The gift was made to the trust currently renovating and restoring the Victorian building on the corner of Pond Street and Rosslyn Hill – with the wish it be used to install two windows designed by Hampstead designers Clayton and Bell.
The windows were damaged or stolen while the church lay empty for nearly 25 years.
Trust chairman Michael Taylor found pictures of the original windows for the stained-glass experts to copy.
“Although many of the windows were smashed by vandals, some were stolen,” he said. “I have a feeling that some of St Stephen’s stained glass is gracing the dining room of an American millionaire.”
The gift is the latest in a series of charitable donations. When the church was built, a family of Hampstead brewers stepped in after the original scheme ran out of cash.

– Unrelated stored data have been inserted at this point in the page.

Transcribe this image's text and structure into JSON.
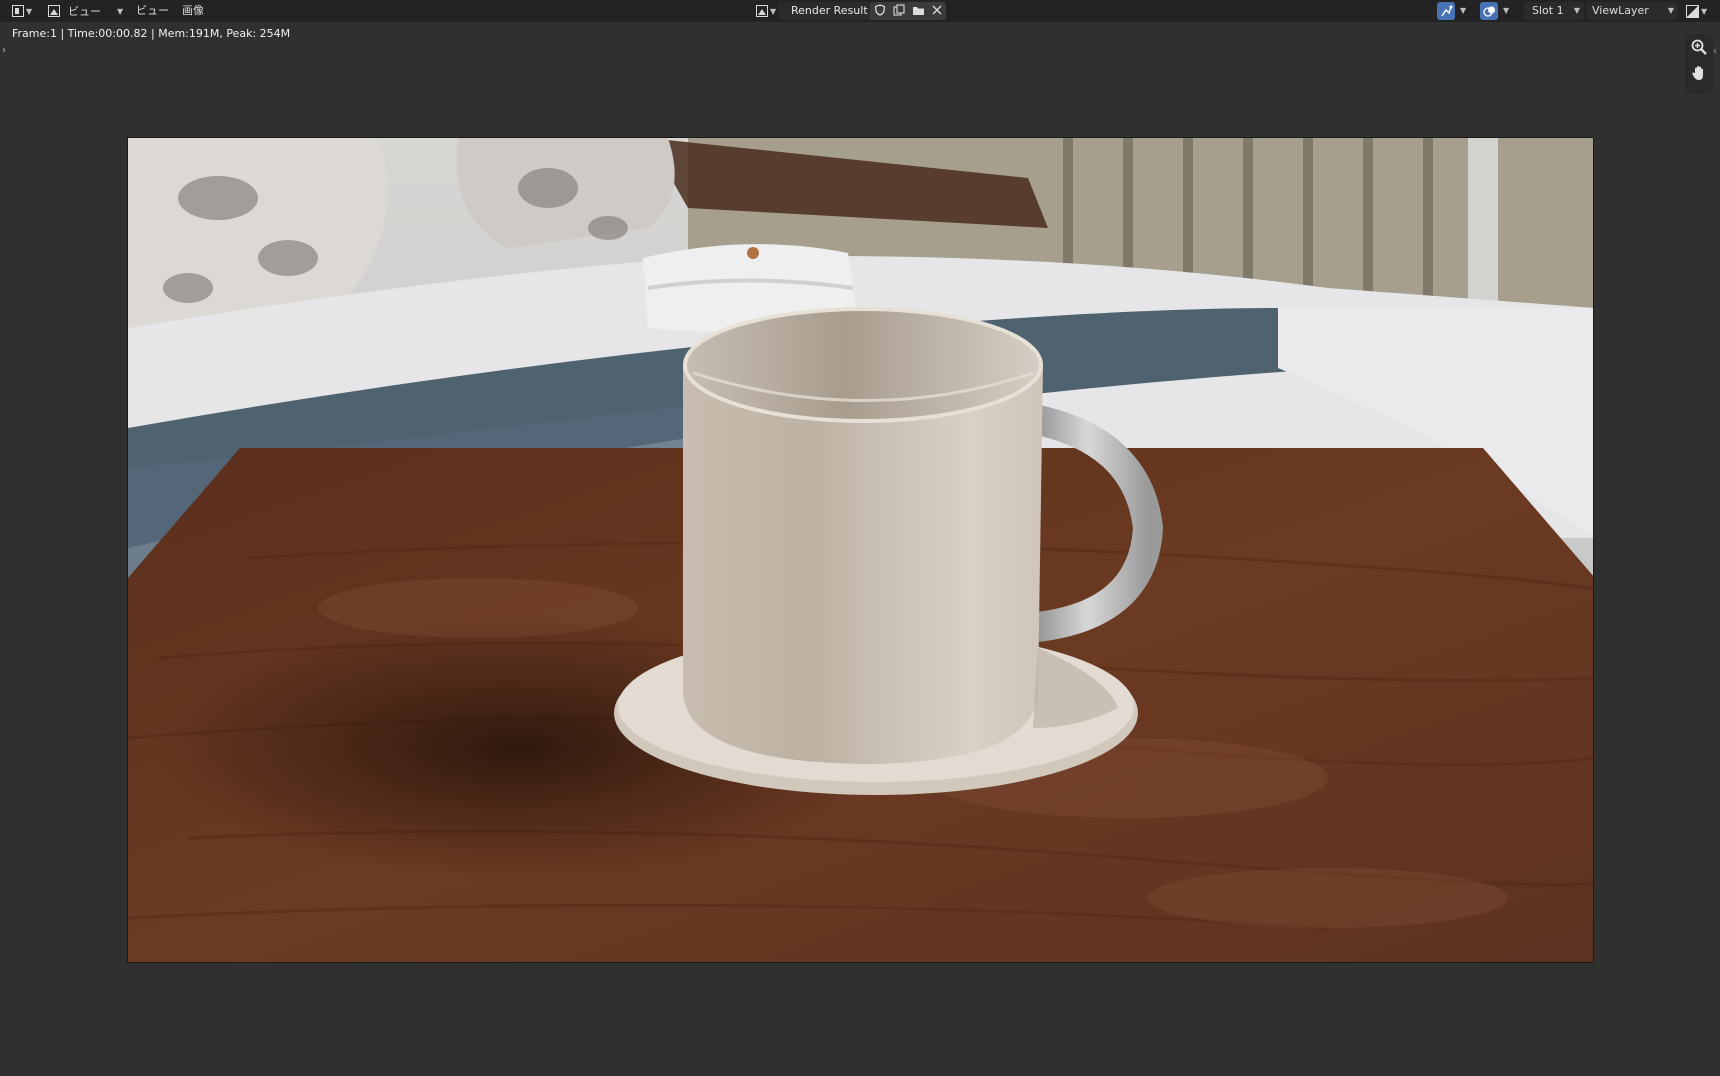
{
  "header": {
    "menus": [
      "ビュー",
      "ビュー",
      "画像"
    ],
    "image_name": "Render Result",
    "slot": "Slot 1",
    "view_layer": "ViewLayer"
  },
  "status": {
    "info": "Frame:1 | Time:00:00.82 | Mem:191M, Peak: 254M"
  },
  "icons": {
    "editor_type": "image-editor-icon",
    "image": "picture-icon",
    "fake_user": "shield-icon",
    "duplicate": "duplicate-icon",
    "open": "folder-icon",
    "unlink": "close-icon",
    "gizmo": "gizmo-icon",
    "overlay": "overlay-icon",
    "display_channels": "display-channels-icon",
    "zoom": "zoom-icon",
    "pan": "hand-icon"
  },
  "colors": {
    "accent": "#4772b3",
    "header_bg": "#232323",
    "area_bg": "#303030"
  }
}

The cost of building the church rose from £7,000 to £22,000 – and the shortfall was met by a donation from the brewers.
The St Stephen’s Church Trust, the charity overseeing a 10-year, multi-million pound restoration project, have also gathered an impressive list of patrons to back the scheme including actors Helena Bonham Carter, Dame Judi Dench and Jude Law.
Mr Taylor also hopes to get the church clock working again.
The original workings have long been sold for scrap, but the outer faces are intact.
“It’s not a priority, but it would be something we’d like to do further down the line,” said Mr Taylor.
The church was built in 1861 by Victorian architect Samuel Sanders Teulon, but has been empty since 1976.
Soaring maintenance bills and falling congregations meant its future was uncertain and the church had sold off its organ and many of the pews. With the Royal Free Hospital being built next door, there were rumours the church could be demolished and the land sold to the NHS.
Squatters then moved in and the site became run down.
But in 1998, retired architect Mr Taylor set up the trust and now the church will be used as a community performance space, offering courses for mature students in literacy and numeracy, while the undercroft has been enlarged to allow a school based next door to rent space.
Work on the roof and foundations have made the building watertight and secure and the second phase of the scheme should be finished by Christmas.